For my absence, I apologize.
Things around here have been sort of hectic.
Of course, we had the holiday gathering at my parent's slash sister's place. Although, we only stayed for a little while. It turns out (though I already knew this) that my pain hates me quite a bit during the evening hours. Therefore, night time activities or outings make me very upset.
But, nonetheless, the holiday season always tends to be a bit busy for us. This year, despite the fact that we only went to one place, it was no different.
It always seems like the Christmas decorations are easier (and more fun, by the way) when they're being put up as opposed to when they're being taken down. Or, as this years goes - practically being torn down.
I wasn't my usual organized self when it came to taking down this years decorations. Year after year, I have marked boxes and bags - like "needs new light bulbs this year" or "garland for around the clocks" - explanations to that affect.
Next year, when we go to put up our Christmas decorations, I'll be one confused girl.
This year, since my pain was so great, everything was sort of just haphazardly taken down and thrown in various boxes.
My pain level...
What a grand and dismal feeling of my body.
I constantly have hot shards of glass in my feet. I know I do. Sure, they're invisible and only felt by me, but they. are. there.
And they. hurt. like. hell.
I keep a pain diary and a pain calendar. The diary is for my own records. The calendar is for the good pain management doctor. He looked at December, gave me a look, and said, "Have you ever tried pain patches?"
Of course, I have not.
So, my pain is now (trying) to be controlled by things called pain patches. Something called the .
Fentanyl Transdermal Patch.
I am to continue with my other pain killers as needed and for break through pain. I take two rather strong pain killers every day, and I am not liking myself anymore.
Not that I liked myself much when I wasn't on anything for my pain. The only difference is that I am now a little less "pained" and alot more "fogged".
Some days, I get up, drink one of two cups of coffee, then I go right back to bed. Either I didn't get enough sleep the night before because of my pain, or my pain killers make me so drowsy that staying awake is out of the question.

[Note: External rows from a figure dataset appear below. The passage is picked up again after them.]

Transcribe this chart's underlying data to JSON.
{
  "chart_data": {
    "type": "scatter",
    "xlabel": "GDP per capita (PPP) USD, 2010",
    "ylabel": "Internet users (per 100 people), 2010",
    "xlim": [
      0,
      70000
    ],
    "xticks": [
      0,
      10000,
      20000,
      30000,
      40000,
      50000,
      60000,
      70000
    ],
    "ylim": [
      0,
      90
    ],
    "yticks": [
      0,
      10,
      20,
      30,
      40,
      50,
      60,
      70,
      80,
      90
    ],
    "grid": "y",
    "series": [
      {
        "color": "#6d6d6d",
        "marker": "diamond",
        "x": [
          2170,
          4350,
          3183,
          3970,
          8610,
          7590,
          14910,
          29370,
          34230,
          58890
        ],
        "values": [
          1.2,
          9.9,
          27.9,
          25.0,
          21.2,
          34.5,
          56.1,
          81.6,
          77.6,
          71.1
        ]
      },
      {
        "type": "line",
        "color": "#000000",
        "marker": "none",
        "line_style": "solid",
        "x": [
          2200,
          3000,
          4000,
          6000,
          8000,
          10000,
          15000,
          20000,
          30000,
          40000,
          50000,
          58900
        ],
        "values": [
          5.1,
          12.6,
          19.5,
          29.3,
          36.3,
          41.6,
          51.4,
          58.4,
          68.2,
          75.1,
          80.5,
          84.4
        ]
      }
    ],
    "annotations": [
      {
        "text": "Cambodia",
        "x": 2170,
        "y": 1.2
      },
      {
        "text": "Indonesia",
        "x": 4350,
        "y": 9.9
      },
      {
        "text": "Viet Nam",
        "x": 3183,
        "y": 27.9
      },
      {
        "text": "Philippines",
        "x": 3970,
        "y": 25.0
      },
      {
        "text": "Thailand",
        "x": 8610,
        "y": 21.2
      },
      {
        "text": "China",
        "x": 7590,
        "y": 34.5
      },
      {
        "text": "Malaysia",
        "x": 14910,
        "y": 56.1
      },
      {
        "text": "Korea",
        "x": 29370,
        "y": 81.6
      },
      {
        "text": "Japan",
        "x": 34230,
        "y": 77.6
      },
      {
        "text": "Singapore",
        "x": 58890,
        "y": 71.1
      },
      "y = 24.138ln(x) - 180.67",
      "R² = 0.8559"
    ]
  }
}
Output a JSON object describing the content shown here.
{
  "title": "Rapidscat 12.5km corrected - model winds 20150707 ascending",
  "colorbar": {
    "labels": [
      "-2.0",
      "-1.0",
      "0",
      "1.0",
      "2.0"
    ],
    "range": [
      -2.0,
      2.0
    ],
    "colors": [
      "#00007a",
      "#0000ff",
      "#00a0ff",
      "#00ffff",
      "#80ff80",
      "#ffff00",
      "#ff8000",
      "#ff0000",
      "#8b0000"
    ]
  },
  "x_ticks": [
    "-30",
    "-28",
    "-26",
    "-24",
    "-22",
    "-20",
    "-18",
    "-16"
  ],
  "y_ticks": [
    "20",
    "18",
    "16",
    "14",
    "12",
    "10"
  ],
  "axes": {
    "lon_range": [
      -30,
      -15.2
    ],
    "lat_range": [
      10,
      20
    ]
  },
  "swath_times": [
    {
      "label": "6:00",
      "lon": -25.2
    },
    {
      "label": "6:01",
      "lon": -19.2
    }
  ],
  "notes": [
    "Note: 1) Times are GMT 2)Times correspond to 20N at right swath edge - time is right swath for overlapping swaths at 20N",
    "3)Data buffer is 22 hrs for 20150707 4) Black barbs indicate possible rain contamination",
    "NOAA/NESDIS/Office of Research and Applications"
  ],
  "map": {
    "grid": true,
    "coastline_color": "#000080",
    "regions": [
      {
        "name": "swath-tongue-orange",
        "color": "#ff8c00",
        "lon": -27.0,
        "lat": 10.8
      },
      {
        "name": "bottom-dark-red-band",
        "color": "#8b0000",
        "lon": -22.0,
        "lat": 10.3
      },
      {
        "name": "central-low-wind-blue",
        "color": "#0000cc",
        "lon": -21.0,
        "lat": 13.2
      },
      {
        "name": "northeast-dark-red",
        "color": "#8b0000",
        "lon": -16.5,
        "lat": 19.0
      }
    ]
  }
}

So, sure. My new pain killing methods are working - somewhat. It's just that now I am in such a fog, that I am losing sight of who I really am - or who I am supposed to be.
I am so frustrated. I am so let down. I am so...
Enough of this silliness... Nobody wants to hear about how badly I hurt.
Let's talk about something else...
My book. I have been trying more and more to write in it. It's going rather well. A little while ago, I came to a part in my book that I wasn't sure that I wanted to include. I decided that a "tell all" would have to include everything. So, I included it. And I also had to make some stuff up. For the most part, if I am unsure as to how a conversation went, I will ask John and get his version. And if he's unable to help me, I will just either try to leave it out, or fictionalize it. I hate doing that. But, some of it has to be fictionalized.
Olivia is over half way done with her school year. I know that she's excited about being done for the summer. Although, I have to keep reminding her that she still has a ways to go yet. And that "slacking off" for whatever reason will not be tolerated. She knows it. Getting her to do it, on the other hand... well, that takes finessing on my part. Homework time is usually filled with some arguing or a bribe or two...
She and I had a nice little break from all of that though during her time off from school.
When I first started this particular post, I was going to do something to the effect of "Sylvia's 2013 Year - A Look Back." But, when I looked back on my year, it was usually the same thing, month after month. Only a few things happened to me that was noteworthy in 2013.
For instance, in January I was approved for Social Security Disability. In March, I got my insulin pump. In August, I qualified for Medicare. And that was about it.
So, doing my year in review seemed somewhat boring to me.
Not that blogging about my pain is any more exciting. I mean, who really wants to hear me go on and on about that. It seems that I'll always be in some sort of pain, doesn't it? It's not like my nerves are going to magically heal themselves, right?
We really need a cure for small fiber neuropathy. And for type 1 diabetes.
That's what I'm really hoping and wishing for this year.
To eat what I want without having to check my blood sugar or program my pump for the correct dosage of insulin. To not worry about my neuropathy getting any worse than it already is. To not have to worry about losing my eyesight. That would be a superb thing to see happen this year! And I know that we are so close, medically speaking, to just that!!! Just hurry up and do it though!!!
So, anyway, that's about it. I am sorry for my absence. I will try harder not to let it happen again...
Thanks for reading, my dear, but few readers.